如果沒有從 KV 存儲中獲取到結果，或者後端不是 LEPTON，則執行以下操作：
- 如果 query 為空，則使用默認查詢 _default_query。
- 從 query 中移除可能存在的攻擊性內容（例如，[INST] 或 [/INST]）。
- 使用 self.search_function 進行搜索，獲取上下文 contexts。
- 構建系統提示 system_prompt，將搜索得到的上下文信息格式化為 LLM 模型可以理解的形式。
- 使用 self.local_client().chat.completions.create 方法調用 LLM 模型，生成回答。
  - model=self.model：指定要使用的 LLM 模型。
  - messages=[...]：提供系統提示和用戶查詢作為輸入。
  - max_tokens=1024：限制生成的最大 token 數量。
  - stop=stop_words：指定停止生成的條件。
  - stream=True：以流的方式生成響應。
  - temperature=0.9：控制生成的多樣性。
- 如果 self.should_do_related_questions 和 generate_related_questions 都為 True，則異步生成相關問題。
- 如果發生任何錯誤，記錄錯誤信息並返回 HTTP 503 錯誤。
- 最後，使用 StreamingResponse 返回結果，同時將結果上傳到 KV 存儲中。

總結

query_function 函數的主要功能是處理用戶查詢，並返回搜索引擎和 LLM 模型生成的響應。它首先嘗試從 KV 存儲中獲取緩存的結果，如果不存在或後端為 LEPTON，則進行搜索並調用 LLM 模型生成回答。生成的響應以流的方式返回，同時異步上傳到 KV 存儲中。

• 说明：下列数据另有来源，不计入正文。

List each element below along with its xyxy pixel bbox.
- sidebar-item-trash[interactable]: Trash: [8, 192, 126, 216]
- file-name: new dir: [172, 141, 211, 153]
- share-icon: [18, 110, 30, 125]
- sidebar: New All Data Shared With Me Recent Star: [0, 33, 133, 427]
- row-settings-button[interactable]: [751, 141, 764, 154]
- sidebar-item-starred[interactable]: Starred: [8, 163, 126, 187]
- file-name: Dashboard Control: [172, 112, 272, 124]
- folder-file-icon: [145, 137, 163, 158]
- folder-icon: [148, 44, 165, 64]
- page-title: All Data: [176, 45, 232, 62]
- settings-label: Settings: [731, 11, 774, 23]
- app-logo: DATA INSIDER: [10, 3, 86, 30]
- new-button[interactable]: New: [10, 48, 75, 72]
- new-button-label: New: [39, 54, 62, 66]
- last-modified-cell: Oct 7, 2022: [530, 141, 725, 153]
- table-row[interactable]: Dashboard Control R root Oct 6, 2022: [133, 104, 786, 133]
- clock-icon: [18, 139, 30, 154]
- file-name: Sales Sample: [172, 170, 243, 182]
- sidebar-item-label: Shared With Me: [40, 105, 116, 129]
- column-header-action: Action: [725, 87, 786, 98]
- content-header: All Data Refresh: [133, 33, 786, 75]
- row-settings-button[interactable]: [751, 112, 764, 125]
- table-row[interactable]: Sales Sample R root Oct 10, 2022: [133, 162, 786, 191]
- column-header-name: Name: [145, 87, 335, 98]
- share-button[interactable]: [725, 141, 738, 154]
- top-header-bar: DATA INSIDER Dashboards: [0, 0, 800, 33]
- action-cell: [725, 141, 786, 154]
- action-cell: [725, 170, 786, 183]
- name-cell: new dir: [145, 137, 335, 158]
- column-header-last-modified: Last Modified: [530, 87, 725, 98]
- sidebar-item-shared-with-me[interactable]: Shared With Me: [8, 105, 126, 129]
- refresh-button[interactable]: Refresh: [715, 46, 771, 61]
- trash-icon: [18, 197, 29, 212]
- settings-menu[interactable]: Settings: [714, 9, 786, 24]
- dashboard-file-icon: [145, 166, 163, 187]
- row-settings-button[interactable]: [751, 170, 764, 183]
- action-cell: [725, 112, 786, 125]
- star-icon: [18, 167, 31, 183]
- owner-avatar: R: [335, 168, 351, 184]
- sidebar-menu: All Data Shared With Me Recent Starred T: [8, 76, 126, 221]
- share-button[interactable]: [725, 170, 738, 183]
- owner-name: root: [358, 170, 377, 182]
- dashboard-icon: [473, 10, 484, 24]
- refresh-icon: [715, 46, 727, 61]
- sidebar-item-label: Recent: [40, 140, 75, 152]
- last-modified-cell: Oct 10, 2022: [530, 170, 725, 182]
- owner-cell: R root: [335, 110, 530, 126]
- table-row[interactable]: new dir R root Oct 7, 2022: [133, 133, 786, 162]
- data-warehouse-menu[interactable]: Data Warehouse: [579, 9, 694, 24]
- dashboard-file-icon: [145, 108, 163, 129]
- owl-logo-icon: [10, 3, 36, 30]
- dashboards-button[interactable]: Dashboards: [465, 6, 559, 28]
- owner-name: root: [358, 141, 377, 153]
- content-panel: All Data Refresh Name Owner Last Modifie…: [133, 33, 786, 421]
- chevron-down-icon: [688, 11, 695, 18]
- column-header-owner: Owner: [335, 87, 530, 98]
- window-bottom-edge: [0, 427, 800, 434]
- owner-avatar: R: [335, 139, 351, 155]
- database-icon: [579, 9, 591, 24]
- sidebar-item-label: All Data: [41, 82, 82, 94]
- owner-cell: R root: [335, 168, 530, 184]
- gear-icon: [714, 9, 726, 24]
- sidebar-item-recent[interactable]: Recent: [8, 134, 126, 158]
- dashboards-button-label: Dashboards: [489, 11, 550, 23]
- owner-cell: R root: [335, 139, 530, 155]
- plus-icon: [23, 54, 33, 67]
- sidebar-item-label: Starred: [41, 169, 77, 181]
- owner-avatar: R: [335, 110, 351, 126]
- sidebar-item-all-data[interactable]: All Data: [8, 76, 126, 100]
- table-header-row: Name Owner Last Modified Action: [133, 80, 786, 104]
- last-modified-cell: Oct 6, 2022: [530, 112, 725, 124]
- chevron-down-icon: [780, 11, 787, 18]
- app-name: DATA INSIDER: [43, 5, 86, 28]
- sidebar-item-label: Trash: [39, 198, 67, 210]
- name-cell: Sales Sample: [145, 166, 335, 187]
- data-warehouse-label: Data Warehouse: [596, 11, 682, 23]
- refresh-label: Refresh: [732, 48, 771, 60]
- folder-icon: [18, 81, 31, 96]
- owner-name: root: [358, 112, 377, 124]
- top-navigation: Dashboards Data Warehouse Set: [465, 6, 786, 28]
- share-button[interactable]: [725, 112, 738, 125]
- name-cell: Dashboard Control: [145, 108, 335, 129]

目前大致的流程如此，明天大概會開始修改成符合我需求的版本。

目前項目的思考: 可能是一個能載入多個網站的網頁或桌面應用，中間使用 agent 跟 rag 技術統整總結回答，桌面應用可能會試著用Electron 或 Flutter 去搭，感覺光是要在一個網頁裡面切成九宮格載入網站就要花很多的時間去做了，另外後端求快的話我大概就用python相關的框架去搭，或者找一個go 的後端去搭看看。

另外agent 跟 rag 明天看看能不能使用前端的PyScript 或相關的技術載入，這樣的話就有可能把這個網頁放在類似github.io 這類的靜態網站上使用而不用太多的花費。